L'engagement des entrepreneurs au programme «Pilotez votre succès» dépasse largement leur simple passion pour les voitures de haute performance et la course automobile. Pour au moins trois d'entre eux, encourager les jeunes à la persévérance scolaire et stimuler leur capacité à rêver a quelque chose de thérapeutique. Même s'ils sont devenus des entrepreneurs à succès, les trois ont connu l'échec scolaire et en ont été marqués.

Il s'agit quand même d'une belle coïncidence. Sur la trentaine d'entrepreneurs et de professionnels qui ont décidé de devenir «pilotes-mentors» pour le programme de réussite scolaire «Pilotez votre succès», nous avons demandé à trois d'entre eux de nous expliquer les raisons de leur engagement.

Et qu'ont en commun les trois mentors? Oui, ils sont tous follement entichés de voitures, c'est une passion tout aussi dévorante pour eux que l'entreprise qu'ils ont créée.

Richard Petit, le président de KébekSon, les collectionne, il en a 20. Étienne Borgeat, président de PCO Innovation, est devenu coureur automobile sur le circuit Touring et il en est même devenu cette année le champion canadien.
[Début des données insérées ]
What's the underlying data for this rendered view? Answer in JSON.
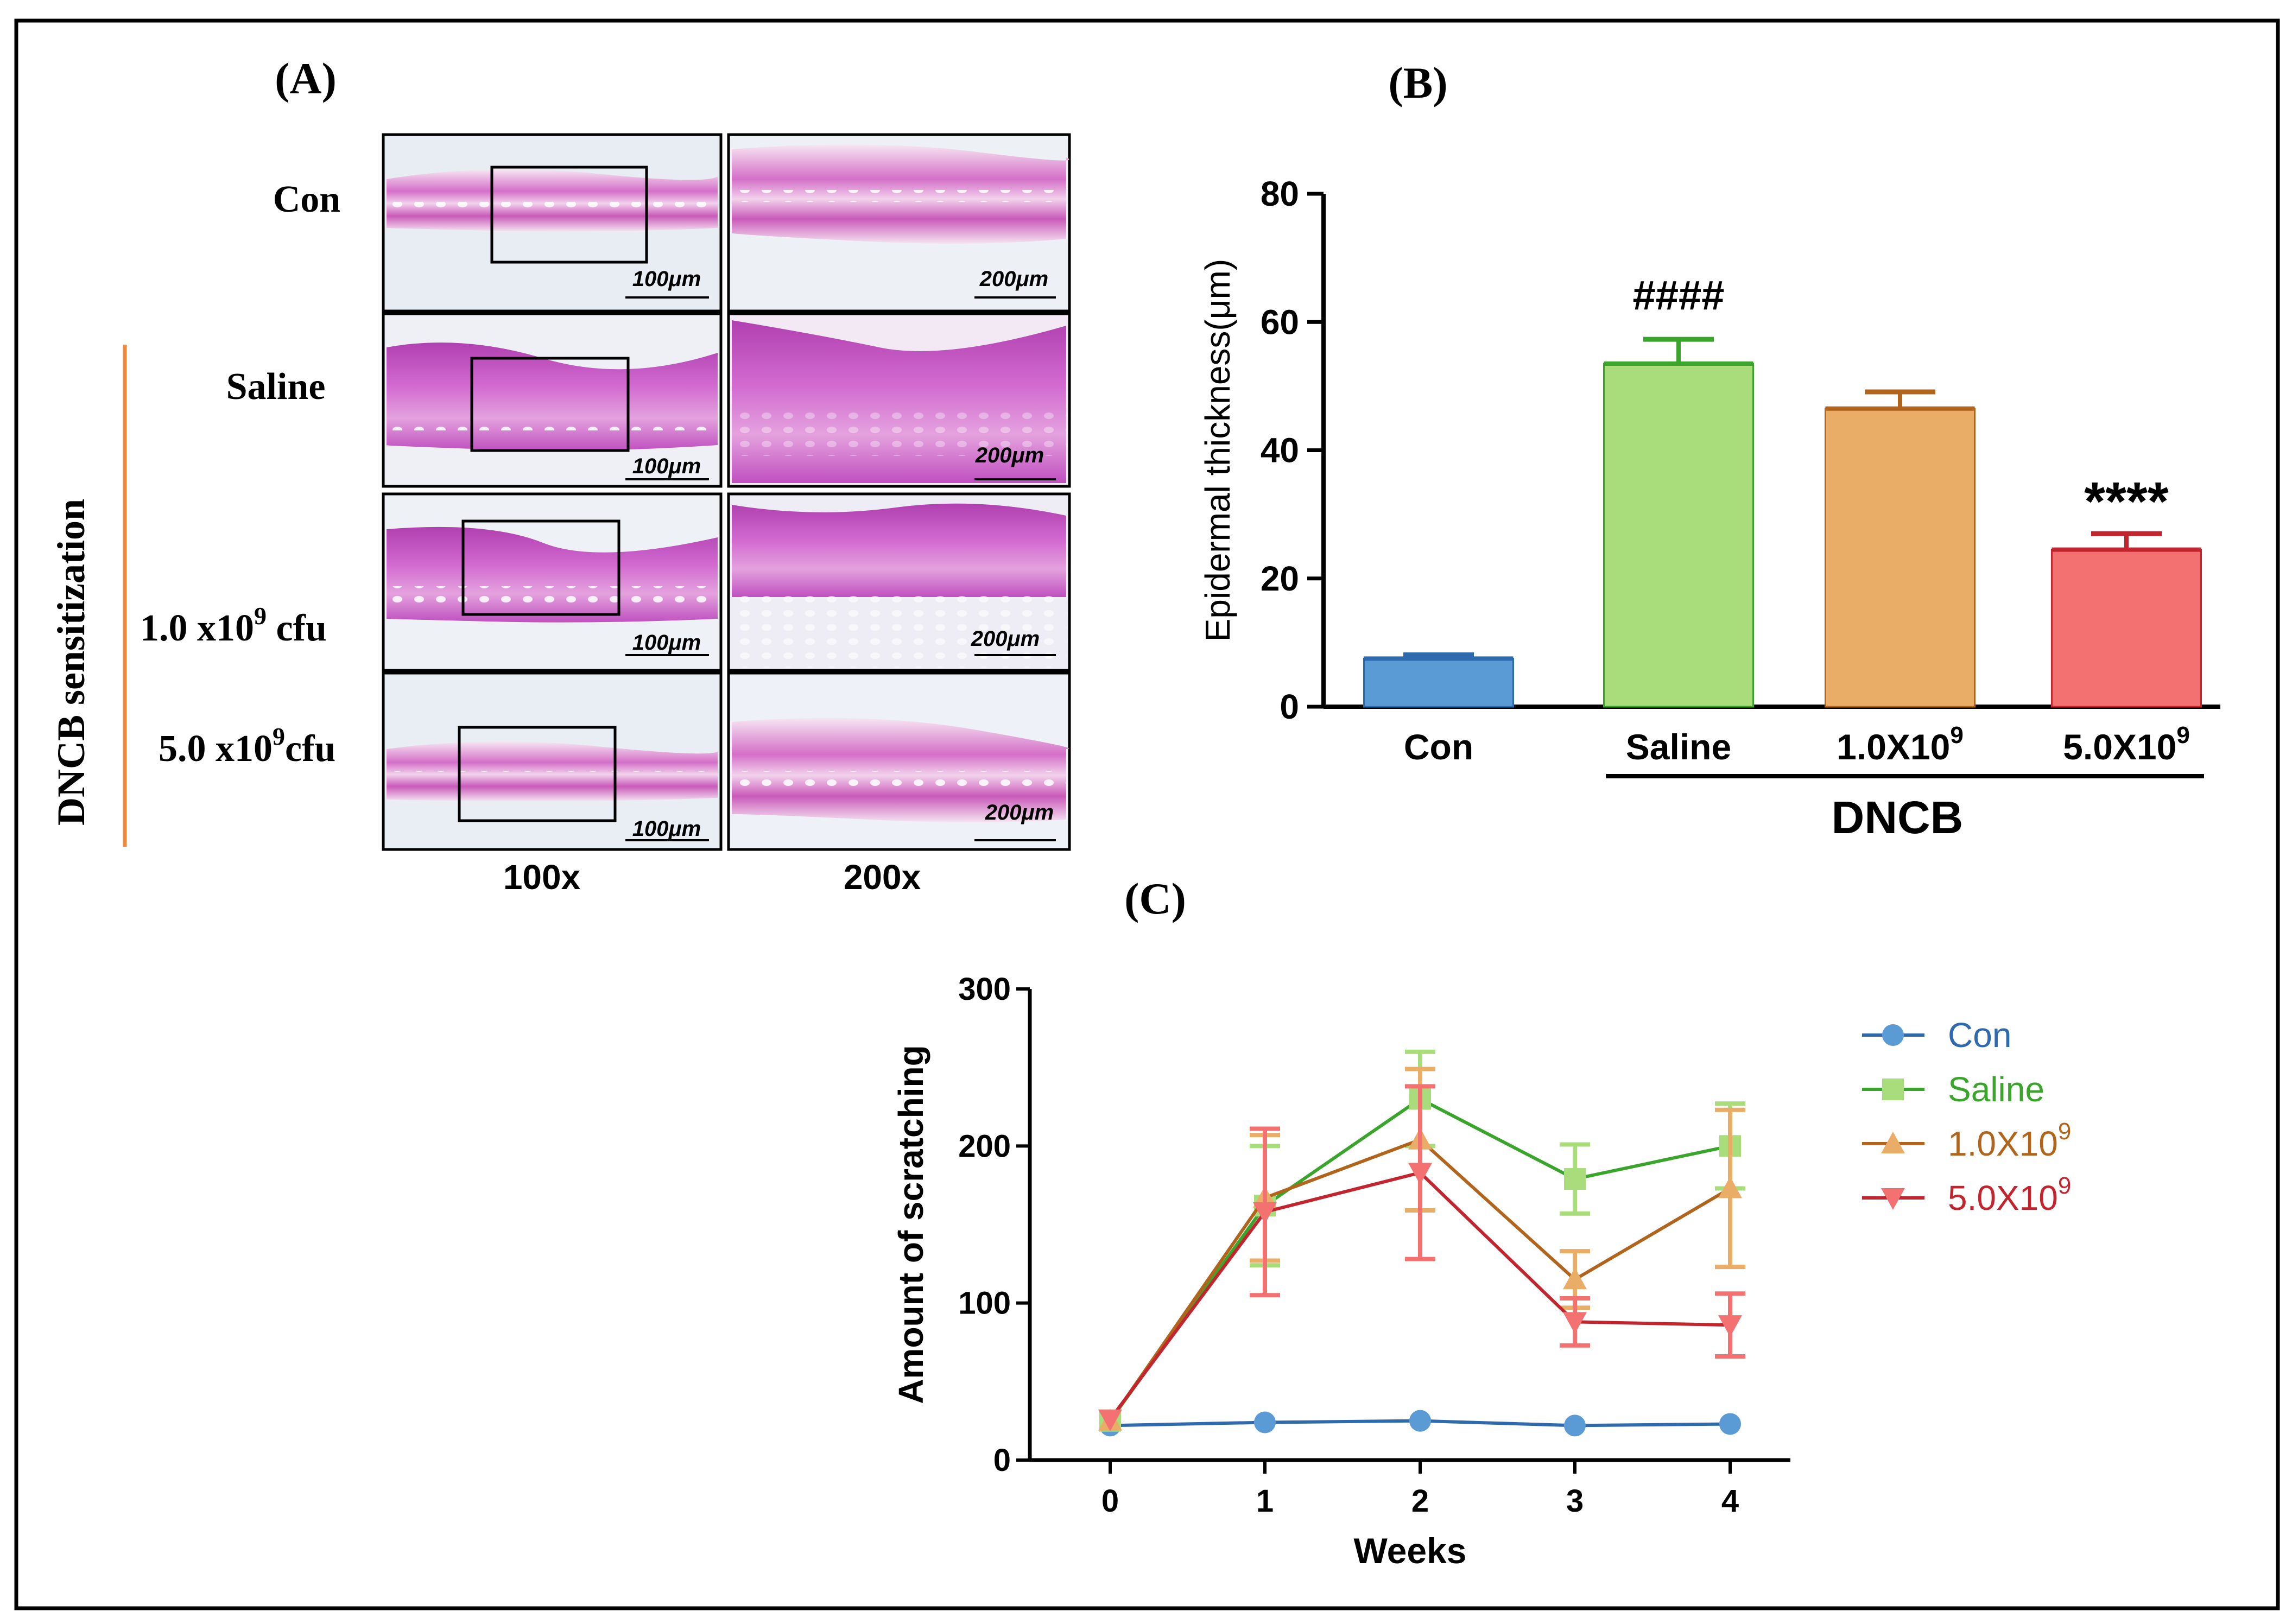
{
  "panels": {
    "a_label": "(A)",
    "b_label": "(B)",
    "c_label": "(C)"
  },
  "histology": {
    "side_label": "DNCB sensitization",
    "rows": [
      {
        "label": "Con",
        "sup": "",
        "suffix": ""
      },
      {
        "label": "Saline",
        "sup": "",
        "suffix": ""
      },
      {
        "label": "1.0 x10",
        "sup": "9",
        "suffix": " cfu"
      },
      {
        "label": "5.0 x10",
        "sup": "9",
        "suffix": "cfu"
      }
    ],
    "scale_100": "100μm",
    "scale_200": "200μm",
    "col_labels": [
      "100x",
      "200x"
    ]
  },
  "chart_data": [
    {
      "type": "bar",
      "panel": "B",
      "ylabel": "Epidermal thickness(μm)",
      "ylim": [
        0,
        80
      ],
      "yticks": [
        0,
        20,
        40,
        60,
        80
      ],
      "categories": [
        "Con",
        "Saline",
        "1.0X10",
        "5.0X10"
      ],
      "category_sups": [
        "",
        "",
        "9",
        "9"
      ],
      "values": [
        7.5,
        53.5,
        46.5,
        24.5
      ],
      "errors": [
        0.6,
        3.8,
        2.6,
        2.5
      ],
      "annotations": [
        "",
        "####",
        "",
        "****"
      ],
      "group_label": "DNCB",
      "colors": {
        "fill": [
          "#5b9bd5",
          "#a9dc7a",
          "#e9ad68",
          "#f47172"
        ],
        "stroke": [
          "#2e6aad",
          "#3aa52b",
          "#b0641c",
          "#c2252e"
        ]
      }
    },
    {
      "type": "line",
      "panel": "C",
      "xlabel": "Weeks",
      "ylabel": "Amount of scratching",
      "x": [
        0,
        1,
        2,
        3,
        4
      ],
      "ylim": [
        0,
        300
      ],
      "yticks": [
        0,
        100,
        200,
        300
      ],
      "legend_position": "right",
      "series": [
        {
          "name": "Con",
          "sup": "",
          "marker": "circle",
          "color": "#2e6aad",
          "marker_color": "#5b9bd5",
          "values": [
            22,
            24,
            25,
            22,
            23
          ],
          "errors": [
            0,
            0,
            0,
            0,
            0
          ]
        },
        {
          "name": "Saline",
          "sup": "",
          "marker": "square",
          "color": "#3aa52b",
          "marker_color": "#a9dc7a",
          "values": [
            25,
            162,
            230,
            179,
            200
          ],
          "errors": [
            0,
            38,
            30,
            22,
            27
          ]
        },
        {
          "name": "1.0X10",
          "sup": "9",
          "marker": "triangle-up",
          "color": "#b0641c",
          "marker_color": "#e9ad68",
          "values": [
            25,
            167,
            204,
            115,
            173
          ],
          "errors": [
            0,
            40,
            45,
            18,
            50
          ]
        },
        {
          "name": "5.0X10",
          "sup": "9",
          "marker": "triangle-down",
          "color": "#c2252e",
          "marker_color": "#f47172",
          "values": [
            26,
            158,
            183,
            88,
            86
          ],
          "errors": [
            0,
            53,
            55,
            15,
            20
          ]
        }
      ]
    }
  ]
}
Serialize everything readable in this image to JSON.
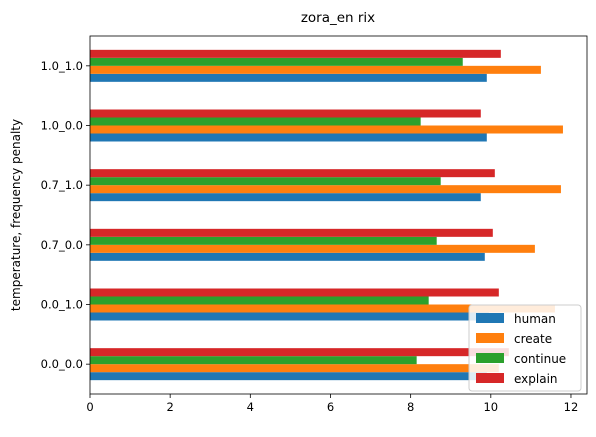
{
  "chart_data": {
    "type": "bar",
    "orientation": "horizontal",
    "title": "zora_en rix",
    "xlabel": "",
    "ylabel": "temperature, frequency penalty",
    "categories": [
      "0.0_0.0",
      "0.0_1.0",
      "0.7_0.0",
      "0.7_1.0",
      "1.0_0.0",
      "1.0_1.0"
    ],
    "xlim": [
      0,
      12.4
    ],
    "xticks": [
      0,
      2,
      4,
      6,
      8,
      10,
      12
    ],
    "grid": false,
    "legend_position": "lower-right",
    "series": [
      {
        "name": "human",
        "color": "#1f77b4",
        "values": [
          9.9,
          9.95,
          9.85,
          9.75,
          9.9,
          9.9
        ]
      },
      {
        "name": "create",
        "color": "#ff7f0e",
        "values": [
          10.2,
          11.6,
          11.1,
          11.75,
          11.8,
          11.25
        ]
      },
      {
        "name": "continue",
        "color": "#2ca02c",
        "values": [
          8.15,
          8.45,
          8.65,
          8.75,
          8.25,
          9.3
        ]
      },
      {
        "name": "explain",
        "color": "#d62728",
        "values": [
          10.45,
          10.2,
          10.05,
          10.1,
          9.75,
          10.25
        ]
      }
    ]
  }
}
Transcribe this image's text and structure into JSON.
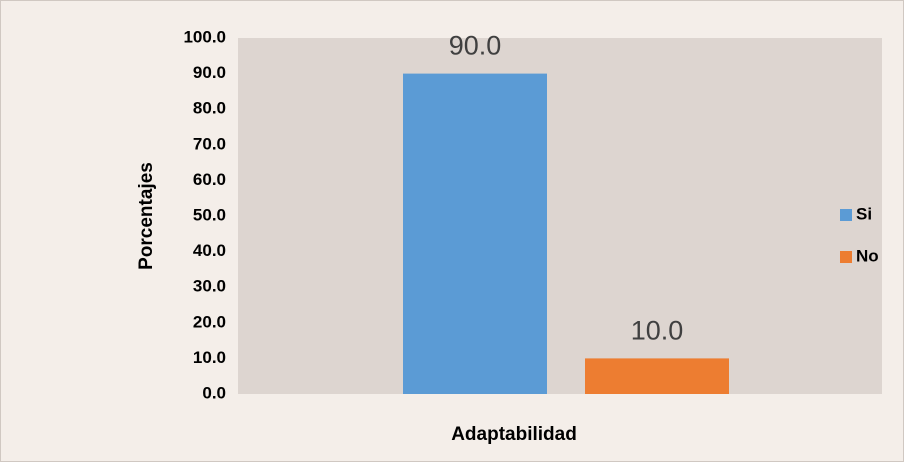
{
  "chart_data": {
    "type": "bar",
    "categories": [
      "Adaptabilidad"
    ],
    "y_label": "Porcentajes",
    "series": [
      {
        "name": "Si",
        "color": "#5b9bd5",
        "values": [
          90.0
        ],
        "value_labels": [
          "90.0"
        ]
      },
      {
        "name": "No",
        "color": "#ed7d31",
        "values": [
          10.0
        ],
        "value_labels": [
          "10.0"
        ]
      }
    ],
    "ylim": [
      0,
      100
    ],
    "yticks": [
      {
        "value": 0,
        "label": "0.0"
      },
      {
        "value": 10,
        "label": "10.0"
      },
      {
        "value": 20,
        "label": "20.0"
      },
      {
        "value": 30,
        "label": "30.0"
      },
      {
        "value": 40,
        "label": "40.0"
      },
      {
        "value": 50,
        "label": "50.0"
      },
      {
        "value": 60,
        "label": "60.0"
      },
      {
        "value": 70,
        "label": "70.0"
      },
      {
        "value": 80,
        "label": "80.0"
      },
      {
        "value": 90,
        "label": "90.0"
      },
      {
        "value": 100,
        "label": "100.0"
      }
    ],
    "grid": false,
    "legend": "right"
  }
}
Enfin, Éric Chouinard, président de iWeb technologies, se considère très zen lorsqu'il roule en Volt l'hiver, mais il redevient l'ado excité qu'il a déjà été lorsqu'il sort sa Nissan GTR-Skyline au printemps.

Mais avant la passion des «carosses», les trois entrepreneurs à succès ne l'ont pas eu facile à l'école. Richard Petit a difficilement terminé son secondaire. Il a fait une journée de cégep avant de décrocher pour de bon.

Étienne Borgeat n'a jamais aimé l'école. Il a doublé une année au secondaire avant de finalement trouver sa voie au cégep.

Éric Chouinard a doublé sa 3e année au primaire et sa 4e secondaire. Il s'est pris en main à partir de ce deuxième échec.

Voici leur parcours et la raison de leur engagement à lutter contre le décrochage scolaire.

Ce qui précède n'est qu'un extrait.